Ярославна Мамаю стирает носки.


Это просто настолько, что дальше никак.

Всё, что слышно — лишь крики

с усталых трибун.


Да полощется мокрый и выцветший флаг.

Да ползут в небе тучи, как серый табун.



СЕВЕРНЫЙ ВЕТЕР


Зачеркнуть этот год. И косая черта —

знак огня, от которого впредь не уйти,

спой мне северный ветер, что ждёт пустота.

Подыхать в пустоте —

наш излюбленный стиль.


И никак не подохнуть. И снова рассвет.

Здравствуй, новое утро — бесцветная рань,

мы бомжуем, как мой алкоголик-сосед.

Мы бродячие духи.

Господняя срань.


От дурной головы нет покоя ногам,

и всё чаще следы — на зыбучем песке.

Строил светлую церковь, а вышел — вигвам.

В неём сидит Чингачгук с трубкой мира в руке.

И плывёт сладкий дым.

Захлебнёшься в дыму —

будешь дальше идти, но теперь не дыша.


Никогда не бывало у нас по уму,

и такого, чтоб верила в это душа.


Где ж ты, солнце моё? —

отчего не горишь?

Отчего не заглянешь сегодня сюда? —

в наше смутное царство поехавших крыш,

словно белые змеи ползут холода.

И свиваются кольцами ласковых тел —

но ужалят в лицо, но ужалят в глаза,

если ты мимо них проскочить не успел —

не вернёшься домой,

а вернёшься назад.


За одну из бесчисленных зим.

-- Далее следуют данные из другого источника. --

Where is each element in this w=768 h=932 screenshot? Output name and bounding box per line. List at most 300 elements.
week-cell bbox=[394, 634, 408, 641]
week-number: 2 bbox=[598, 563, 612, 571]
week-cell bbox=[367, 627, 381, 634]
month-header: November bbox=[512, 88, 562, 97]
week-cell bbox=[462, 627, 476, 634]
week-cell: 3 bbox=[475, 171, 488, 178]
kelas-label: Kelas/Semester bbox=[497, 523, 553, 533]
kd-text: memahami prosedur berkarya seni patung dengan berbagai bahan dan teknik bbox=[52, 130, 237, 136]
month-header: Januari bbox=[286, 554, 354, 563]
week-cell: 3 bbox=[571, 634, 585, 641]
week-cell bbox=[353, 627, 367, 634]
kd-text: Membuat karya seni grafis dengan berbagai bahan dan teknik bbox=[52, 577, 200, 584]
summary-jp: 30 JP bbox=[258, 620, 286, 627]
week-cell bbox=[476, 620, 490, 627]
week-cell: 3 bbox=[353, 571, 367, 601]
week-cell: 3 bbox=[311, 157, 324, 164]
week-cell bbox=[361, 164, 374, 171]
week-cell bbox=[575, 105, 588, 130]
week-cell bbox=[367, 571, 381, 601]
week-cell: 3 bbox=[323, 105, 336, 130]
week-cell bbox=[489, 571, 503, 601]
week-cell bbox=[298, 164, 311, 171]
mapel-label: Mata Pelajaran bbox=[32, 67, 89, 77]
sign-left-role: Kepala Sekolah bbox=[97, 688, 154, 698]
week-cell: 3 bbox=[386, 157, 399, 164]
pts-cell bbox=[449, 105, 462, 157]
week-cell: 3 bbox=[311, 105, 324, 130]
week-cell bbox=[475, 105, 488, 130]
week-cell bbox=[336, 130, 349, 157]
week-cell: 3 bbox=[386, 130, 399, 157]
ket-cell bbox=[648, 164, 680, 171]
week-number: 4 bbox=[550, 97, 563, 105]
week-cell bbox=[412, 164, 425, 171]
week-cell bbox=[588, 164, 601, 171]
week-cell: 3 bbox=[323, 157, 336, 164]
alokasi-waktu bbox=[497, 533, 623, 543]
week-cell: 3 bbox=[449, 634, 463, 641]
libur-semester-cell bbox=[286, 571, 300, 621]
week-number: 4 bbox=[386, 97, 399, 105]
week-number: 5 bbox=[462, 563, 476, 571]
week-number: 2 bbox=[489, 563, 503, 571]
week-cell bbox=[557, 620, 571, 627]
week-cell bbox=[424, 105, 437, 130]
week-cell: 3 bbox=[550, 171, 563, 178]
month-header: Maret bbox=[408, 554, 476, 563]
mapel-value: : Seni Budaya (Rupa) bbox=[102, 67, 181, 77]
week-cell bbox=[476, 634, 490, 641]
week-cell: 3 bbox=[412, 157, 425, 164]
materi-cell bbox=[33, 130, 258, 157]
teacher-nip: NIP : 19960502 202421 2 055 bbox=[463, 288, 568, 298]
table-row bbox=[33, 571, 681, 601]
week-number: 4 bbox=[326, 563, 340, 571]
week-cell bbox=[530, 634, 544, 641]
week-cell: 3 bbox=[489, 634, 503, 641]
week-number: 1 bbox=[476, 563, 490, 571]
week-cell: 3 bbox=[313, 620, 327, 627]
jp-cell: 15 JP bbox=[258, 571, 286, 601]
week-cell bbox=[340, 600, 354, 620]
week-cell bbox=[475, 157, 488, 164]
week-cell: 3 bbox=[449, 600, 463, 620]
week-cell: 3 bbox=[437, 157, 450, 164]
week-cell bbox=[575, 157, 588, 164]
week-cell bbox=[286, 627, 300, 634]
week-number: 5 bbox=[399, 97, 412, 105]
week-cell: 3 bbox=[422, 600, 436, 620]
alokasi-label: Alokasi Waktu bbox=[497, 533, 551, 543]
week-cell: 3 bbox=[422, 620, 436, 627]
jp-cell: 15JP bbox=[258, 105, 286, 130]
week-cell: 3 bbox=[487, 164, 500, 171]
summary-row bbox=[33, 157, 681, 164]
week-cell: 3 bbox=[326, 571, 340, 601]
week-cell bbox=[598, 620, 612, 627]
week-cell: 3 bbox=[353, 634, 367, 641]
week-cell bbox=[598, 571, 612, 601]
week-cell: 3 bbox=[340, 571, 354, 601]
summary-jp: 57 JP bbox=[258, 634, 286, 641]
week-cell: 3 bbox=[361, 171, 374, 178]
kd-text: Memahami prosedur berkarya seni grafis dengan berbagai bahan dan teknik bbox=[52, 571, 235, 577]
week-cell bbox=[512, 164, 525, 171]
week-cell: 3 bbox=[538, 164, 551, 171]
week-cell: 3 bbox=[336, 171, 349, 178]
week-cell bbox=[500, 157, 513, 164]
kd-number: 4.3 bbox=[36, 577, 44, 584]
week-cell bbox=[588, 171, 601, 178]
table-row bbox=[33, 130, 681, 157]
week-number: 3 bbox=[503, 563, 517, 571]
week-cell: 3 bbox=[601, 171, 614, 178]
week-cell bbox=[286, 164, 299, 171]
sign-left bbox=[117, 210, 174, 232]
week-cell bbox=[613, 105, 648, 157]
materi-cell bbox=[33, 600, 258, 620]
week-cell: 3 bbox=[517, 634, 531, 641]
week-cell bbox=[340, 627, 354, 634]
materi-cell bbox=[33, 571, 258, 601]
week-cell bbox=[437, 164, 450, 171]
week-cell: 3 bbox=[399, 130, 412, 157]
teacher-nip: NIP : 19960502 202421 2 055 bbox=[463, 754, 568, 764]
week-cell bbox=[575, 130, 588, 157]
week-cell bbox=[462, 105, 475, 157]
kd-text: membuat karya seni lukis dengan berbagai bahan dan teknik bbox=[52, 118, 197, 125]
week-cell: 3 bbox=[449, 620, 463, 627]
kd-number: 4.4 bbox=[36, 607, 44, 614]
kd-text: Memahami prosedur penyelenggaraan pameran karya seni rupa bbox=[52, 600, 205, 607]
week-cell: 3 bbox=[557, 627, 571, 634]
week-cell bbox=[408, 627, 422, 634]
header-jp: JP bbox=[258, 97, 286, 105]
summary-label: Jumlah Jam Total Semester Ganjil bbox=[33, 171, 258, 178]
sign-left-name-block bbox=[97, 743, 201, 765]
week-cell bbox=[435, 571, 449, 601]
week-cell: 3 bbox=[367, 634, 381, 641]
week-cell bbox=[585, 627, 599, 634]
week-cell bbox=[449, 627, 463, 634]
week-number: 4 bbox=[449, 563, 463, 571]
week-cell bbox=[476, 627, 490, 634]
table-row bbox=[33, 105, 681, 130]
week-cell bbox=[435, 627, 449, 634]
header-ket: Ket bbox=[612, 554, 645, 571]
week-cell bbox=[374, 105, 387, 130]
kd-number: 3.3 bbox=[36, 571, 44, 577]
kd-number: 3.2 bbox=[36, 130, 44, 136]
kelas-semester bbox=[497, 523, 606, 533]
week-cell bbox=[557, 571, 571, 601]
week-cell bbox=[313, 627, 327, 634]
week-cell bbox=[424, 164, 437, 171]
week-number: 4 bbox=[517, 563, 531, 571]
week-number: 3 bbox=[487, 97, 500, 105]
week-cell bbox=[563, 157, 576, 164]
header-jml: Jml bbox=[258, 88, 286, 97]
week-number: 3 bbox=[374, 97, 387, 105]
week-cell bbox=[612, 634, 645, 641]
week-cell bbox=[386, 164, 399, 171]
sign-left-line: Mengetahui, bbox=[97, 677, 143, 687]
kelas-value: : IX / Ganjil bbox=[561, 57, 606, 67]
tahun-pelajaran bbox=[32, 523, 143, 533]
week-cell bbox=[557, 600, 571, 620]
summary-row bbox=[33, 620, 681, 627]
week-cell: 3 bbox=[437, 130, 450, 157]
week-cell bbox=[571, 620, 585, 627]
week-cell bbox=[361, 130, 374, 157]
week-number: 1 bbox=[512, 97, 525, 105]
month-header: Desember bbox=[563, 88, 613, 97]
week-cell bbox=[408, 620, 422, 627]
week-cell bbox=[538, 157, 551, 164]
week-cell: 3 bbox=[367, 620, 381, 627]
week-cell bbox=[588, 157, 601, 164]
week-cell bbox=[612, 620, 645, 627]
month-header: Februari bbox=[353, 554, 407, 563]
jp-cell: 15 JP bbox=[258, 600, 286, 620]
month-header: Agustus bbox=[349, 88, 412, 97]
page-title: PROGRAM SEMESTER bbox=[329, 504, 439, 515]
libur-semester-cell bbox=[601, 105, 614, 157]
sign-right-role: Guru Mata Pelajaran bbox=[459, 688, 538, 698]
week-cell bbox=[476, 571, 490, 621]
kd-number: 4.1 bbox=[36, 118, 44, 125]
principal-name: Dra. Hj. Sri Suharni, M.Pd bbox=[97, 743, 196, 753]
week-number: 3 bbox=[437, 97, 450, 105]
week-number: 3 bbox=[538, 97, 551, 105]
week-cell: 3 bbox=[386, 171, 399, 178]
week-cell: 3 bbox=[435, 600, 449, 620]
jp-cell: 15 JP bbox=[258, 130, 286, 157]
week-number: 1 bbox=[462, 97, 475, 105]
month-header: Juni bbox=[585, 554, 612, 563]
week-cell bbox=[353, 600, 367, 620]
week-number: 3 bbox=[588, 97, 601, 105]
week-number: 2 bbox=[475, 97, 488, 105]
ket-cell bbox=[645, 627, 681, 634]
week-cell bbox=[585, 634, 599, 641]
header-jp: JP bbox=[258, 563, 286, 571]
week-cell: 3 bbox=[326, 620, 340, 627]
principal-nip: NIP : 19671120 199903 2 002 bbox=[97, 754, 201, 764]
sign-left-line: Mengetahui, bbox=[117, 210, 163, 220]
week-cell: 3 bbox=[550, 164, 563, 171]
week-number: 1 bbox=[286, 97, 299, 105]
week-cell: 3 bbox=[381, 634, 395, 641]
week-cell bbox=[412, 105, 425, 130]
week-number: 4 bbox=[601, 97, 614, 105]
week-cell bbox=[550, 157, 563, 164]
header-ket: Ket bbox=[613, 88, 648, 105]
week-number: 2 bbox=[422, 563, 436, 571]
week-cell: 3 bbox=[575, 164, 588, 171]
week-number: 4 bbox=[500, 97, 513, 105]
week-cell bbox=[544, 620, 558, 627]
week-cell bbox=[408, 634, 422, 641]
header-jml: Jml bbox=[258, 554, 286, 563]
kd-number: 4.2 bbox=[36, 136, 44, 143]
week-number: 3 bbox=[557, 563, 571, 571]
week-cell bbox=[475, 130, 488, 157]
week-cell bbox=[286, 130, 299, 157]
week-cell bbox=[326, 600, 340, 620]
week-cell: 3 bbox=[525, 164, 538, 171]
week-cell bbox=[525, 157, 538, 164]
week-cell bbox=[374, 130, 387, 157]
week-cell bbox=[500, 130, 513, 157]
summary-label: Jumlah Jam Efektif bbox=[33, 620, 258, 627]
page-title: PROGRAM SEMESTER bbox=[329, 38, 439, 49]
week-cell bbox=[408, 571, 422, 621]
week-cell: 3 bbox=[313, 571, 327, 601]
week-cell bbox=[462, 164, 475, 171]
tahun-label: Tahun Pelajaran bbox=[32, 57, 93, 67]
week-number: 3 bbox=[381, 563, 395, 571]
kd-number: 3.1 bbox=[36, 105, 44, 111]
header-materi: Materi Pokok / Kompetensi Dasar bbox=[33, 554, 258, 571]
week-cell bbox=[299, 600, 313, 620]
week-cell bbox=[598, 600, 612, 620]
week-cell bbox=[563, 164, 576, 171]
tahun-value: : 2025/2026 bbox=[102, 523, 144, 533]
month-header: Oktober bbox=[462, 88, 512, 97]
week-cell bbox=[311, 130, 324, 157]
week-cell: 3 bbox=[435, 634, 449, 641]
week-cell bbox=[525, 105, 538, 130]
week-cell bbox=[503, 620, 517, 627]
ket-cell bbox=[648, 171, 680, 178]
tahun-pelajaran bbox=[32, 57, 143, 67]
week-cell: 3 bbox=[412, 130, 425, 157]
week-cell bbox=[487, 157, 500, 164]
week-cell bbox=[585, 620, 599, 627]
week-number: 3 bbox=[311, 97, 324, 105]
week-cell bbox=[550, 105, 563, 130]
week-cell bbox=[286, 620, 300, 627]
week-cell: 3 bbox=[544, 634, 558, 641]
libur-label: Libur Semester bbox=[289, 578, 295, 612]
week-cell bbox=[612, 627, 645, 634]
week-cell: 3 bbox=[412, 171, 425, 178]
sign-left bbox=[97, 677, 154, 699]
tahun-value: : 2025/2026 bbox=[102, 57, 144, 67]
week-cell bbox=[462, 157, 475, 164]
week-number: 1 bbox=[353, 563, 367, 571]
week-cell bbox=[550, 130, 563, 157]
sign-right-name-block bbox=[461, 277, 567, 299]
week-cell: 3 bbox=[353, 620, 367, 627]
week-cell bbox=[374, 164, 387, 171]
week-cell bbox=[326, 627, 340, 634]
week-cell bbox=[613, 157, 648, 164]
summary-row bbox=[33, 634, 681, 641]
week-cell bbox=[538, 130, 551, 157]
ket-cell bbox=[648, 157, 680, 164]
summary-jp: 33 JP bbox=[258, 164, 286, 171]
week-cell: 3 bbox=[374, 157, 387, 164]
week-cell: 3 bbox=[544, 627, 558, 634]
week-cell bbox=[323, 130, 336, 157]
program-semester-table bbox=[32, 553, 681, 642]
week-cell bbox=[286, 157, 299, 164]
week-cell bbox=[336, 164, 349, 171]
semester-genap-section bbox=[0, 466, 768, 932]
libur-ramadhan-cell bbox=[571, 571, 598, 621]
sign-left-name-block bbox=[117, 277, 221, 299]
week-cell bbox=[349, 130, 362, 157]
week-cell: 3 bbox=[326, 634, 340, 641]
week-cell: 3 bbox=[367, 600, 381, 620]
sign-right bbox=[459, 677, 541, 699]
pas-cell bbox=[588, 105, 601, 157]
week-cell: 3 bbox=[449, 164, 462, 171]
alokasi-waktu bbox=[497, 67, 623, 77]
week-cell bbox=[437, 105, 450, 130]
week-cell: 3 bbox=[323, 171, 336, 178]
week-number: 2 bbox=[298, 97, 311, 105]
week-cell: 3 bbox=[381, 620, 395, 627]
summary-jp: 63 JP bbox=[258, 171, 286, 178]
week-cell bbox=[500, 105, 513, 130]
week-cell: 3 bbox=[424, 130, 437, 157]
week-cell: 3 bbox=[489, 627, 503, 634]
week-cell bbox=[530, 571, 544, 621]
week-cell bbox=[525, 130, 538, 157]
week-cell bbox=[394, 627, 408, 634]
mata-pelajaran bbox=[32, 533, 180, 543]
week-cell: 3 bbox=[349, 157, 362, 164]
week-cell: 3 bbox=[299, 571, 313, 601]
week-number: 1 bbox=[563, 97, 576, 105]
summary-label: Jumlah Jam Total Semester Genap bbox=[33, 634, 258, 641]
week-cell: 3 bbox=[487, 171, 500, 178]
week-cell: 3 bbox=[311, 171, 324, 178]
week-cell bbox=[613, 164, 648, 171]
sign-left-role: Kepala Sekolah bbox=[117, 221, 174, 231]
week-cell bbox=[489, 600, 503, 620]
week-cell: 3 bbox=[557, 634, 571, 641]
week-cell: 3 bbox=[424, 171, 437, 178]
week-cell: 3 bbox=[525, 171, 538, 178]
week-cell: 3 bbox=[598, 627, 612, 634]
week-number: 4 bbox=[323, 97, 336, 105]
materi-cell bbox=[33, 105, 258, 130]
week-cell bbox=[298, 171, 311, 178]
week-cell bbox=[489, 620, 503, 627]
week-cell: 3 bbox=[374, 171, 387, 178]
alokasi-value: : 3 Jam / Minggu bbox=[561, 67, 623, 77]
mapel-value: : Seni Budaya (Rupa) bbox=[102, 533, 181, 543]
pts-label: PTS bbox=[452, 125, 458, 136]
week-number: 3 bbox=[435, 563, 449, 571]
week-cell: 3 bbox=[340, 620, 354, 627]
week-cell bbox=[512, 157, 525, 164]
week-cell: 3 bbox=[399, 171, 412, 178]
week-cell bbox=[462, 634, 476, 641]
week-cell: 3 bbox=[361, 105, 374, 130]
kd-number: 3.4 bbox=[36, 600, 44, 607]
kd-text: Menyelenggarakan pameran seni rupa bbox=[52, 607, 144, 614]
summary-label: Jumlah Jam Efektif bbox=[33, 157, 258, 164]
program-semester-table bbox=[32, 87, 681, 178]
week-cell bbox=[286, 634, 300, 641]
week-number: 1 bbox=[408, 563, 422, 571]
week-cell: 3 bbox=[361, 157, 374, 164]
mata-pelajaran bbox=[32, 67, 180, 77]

Где-то там,

в паутине прошедшего долгого дня,

мы поклонимся, брат, полусгнившим крестам,

под которыми часть —

и тебя, и меня.


И не худшая часть.

За неё всё отдашь.

Да никто не берёт — ни за деньги, ни так.


Говорили, что нам на последний этаж.

А последнего нет.


Только пыльный чердак.



ОСЕННИЙ ГАМБИТ


Матушка, пост ведь.

До первой звезды нельзя.

А трезвому ждать — проснёшься, глядишь — убит.

Та ещё новость. Вот радости, что в ферзях...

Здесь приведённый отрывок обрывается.